| 時代の流れでもあり仕方ないと言えど、「あのコルベットが」と驚かされる |
発表時には大きなセンセーションを巻き起こした新型コルベット(C8)。
エンジンがフロントからミッドマウントに移行したことで「コルベット史上、もっとも大きな」変化を迎えたということになりますが、その価格の安さも話題の一つ。
現時点では「実際の」パフォーマンスについて不透明な部分があるものの、先代C7コルベットを上回ることは間違いなく、かつこれまでに公開された情報を見る限りでは「相当な」パフォーマンスを持つことは間違い無さそうですね。
まったく予期していなかった事実
そして、そんな新型コルベットですが、カーメディア、ザ・スモーキング・タイヤのマット・ファラー氏によれば「新型コルベットは、車内のスピーカーからフェイクのエンジンサウンドを流している。これはスペック上の事実だ」。
現在欧州は排ガスだけではなく「音」に関する規制も厳しく、よって欧州車の多くはフェイクサウンドを持つに至っており、メルセデス・ベンツの新しいモデルも順次これを採用。
たとえばドライブモードを変更した際、これまでだと物理的にエキゾーストシステムのバルブが開いてサウンドが大きくなったものですが、最新のモデルでは「エキゾーストシステムに変化はなく」、ただし室内に流れるエキゾーストサウンドのみが大きくなる、という仕様を持っています(つまり外から聞く音は同じだが、室内だけに勇ましいエキゾーストノートが響き渡る)。
ちなみに実際に乗ってみた印象だと「予めそうだと言われていないとわからない」、もしくは「そう言われていてもにわかには信じられないほどリアルなサウンド」を持っていて、そして大きなサウンドに包まれると(それがフェイクで、実際は何も変わらないとわかっていても)パワーが上がったり、足回りが引き締まったりという「錯覚」を覚えるのもまた不思議なところ。
コルベットと言えど規制から逃れることは出来ない
「わかっていても」音に騙されてしまうあたり、人間はまさに感覚に頼る生き物だとしかいいようがりませんが、大きなサウンドを発したり、エンジン回転数を上げたりといった走り方がもはや許されない時代になってしまった今、こういったサウンドが”低い速度であってもスポーツカーとしての魅力を向上させ、楽しさを増幅させる”ための一つの手段であるということは理解していますが、まだまだ規制の緩いアメリカをメインターゲットとする、そしてアメリカンマッスルの代名詞のようなコルベットが「フェイクサウンド」というのはちょっとショックでもありますね。

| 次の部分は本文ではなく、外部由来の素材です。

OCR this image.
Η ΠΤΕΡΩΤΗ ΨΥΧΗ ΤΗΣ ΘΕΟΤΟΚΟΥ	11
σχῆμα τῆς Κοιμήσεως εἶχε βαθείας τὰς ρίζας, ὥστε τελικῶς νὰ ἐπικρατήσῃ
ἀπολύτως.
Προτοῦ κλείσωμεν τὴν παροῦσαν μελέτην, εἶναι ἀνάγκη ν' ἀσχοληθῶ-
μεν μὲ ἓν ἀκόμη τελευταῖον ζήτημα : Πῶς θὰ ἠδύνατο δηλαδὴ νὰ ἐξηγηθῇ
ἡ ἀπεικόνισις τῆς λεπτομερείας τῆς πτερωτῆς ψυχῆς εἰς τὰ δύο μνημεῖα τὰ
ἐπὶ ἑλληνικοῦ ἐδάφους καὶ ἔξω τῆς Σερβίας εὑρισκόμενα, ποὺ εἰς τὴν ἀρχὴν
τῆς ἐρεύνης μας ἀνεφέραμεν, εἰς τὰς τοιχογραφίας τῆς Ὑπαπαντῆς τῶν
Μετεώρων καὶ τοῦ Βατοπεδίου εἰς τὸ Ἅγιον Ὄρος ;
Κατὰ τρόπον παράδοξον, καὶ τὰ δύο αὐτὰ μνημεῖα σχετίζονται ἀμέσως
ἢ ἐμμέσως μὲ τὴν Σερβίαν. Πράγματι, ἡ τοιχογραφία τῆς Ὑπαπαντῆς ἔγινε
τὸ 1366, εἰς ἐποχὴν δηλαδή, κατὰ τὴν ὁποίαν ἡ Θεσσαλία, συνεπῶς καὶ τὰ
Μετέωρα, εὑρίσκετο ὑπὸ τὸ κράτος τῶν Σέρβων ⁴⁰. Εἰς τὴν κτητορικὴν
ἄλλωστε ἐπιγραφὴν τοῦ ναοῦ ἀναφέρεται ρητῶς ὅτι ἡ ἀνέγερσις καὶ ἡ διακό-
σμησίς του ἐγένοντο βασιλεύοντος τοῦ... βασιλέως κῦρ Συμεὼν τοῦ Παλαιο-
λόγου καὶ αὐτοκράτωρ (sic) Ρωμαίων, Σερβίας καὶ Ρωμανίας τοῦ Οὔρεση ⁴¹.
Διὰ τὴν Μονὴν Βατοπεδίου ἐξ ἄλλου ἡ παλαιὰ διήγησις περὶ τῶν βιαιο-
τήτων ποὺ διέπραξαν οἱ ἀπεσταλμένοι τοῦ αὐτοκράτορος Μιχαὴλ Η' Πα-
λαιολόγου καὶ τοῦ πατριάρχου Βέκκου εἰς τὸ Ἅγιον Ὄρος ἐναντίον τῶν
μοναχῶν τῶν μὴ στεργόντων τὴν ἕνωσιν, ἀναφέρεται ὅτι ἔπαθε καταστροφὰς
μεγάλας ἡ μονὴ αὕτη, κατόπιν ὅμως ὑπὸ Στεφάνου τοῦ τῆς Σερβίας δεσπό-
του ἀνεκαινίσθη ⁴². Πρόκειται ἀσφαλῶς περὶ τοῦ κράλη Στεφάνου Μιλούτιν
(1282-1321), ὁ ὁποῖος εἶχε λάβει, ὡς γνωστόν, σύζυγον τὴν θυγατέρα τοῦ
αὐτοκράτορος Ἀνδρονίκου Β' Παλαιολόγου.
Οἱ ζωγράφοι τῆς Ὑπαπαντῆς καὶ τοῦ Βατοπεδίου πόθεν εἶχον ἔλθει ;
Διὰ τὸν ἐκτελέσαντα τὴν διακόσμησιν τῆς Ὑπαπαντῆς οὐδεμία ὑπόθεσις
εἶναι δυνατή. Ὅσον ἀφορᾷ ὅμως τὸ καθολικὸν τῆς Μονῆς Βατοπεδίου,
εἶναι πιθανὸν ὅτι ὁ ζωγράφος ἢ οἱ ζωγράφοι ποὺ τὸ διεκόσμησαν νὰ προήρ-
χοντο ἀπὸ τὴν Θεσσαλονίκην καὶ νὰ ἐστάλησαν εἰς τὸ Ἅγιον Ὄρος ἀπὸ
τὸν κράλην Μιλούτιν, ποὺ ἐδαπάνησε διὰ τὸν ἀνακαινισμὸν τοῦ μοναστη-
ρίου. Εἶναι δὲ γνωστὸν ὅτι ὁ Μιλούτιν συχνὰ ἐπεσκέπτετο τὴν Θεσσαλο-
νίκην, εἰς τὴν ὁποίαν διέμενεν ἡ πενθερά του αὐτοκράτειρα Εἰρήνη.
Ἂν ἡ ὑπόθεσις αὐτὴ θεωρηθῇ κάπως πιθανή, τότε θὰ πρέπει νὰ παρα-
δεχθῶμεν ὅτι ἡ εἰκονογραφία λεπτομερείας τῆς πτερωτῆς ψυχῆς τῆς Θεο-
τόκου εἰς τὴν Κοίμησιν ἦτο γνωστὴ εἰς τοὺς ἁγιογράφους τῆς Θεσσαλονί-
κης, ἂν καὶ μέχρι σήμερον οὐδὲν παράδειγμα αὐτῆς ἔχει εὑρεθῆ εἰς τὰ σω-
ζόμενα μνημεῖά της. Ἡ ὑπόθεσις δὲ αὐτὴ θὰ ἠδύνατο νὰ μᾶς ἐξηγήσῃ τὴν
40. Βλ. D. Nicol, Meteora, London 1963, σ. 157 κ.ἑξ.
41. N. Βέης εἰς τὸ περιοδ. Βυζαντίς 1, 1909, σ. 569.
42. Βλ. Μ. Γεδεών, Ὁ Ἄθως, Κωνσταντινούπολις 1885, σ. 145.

ちなみに新型トヨタGRスープラにもフェイクサウンドが装備されており、やはりこちらも「フェイクサウンドだとあらかじめ聞いていても、実際に耳にするとフェイクだとわからない」レベルであり、フェイクサウンドもどんどん「進化」しているのでしょうね。
おそらく今後はあらゆる車に対する締め付けが厳しくなり、フェラーリであろうがランボルギーニであろうがマクラーレンであろうがこの規制から逃れることができない時代がやってこようとしていますが、そういった時分のスポーツカーはいったいどうなっているんだろうな、と考えたりします。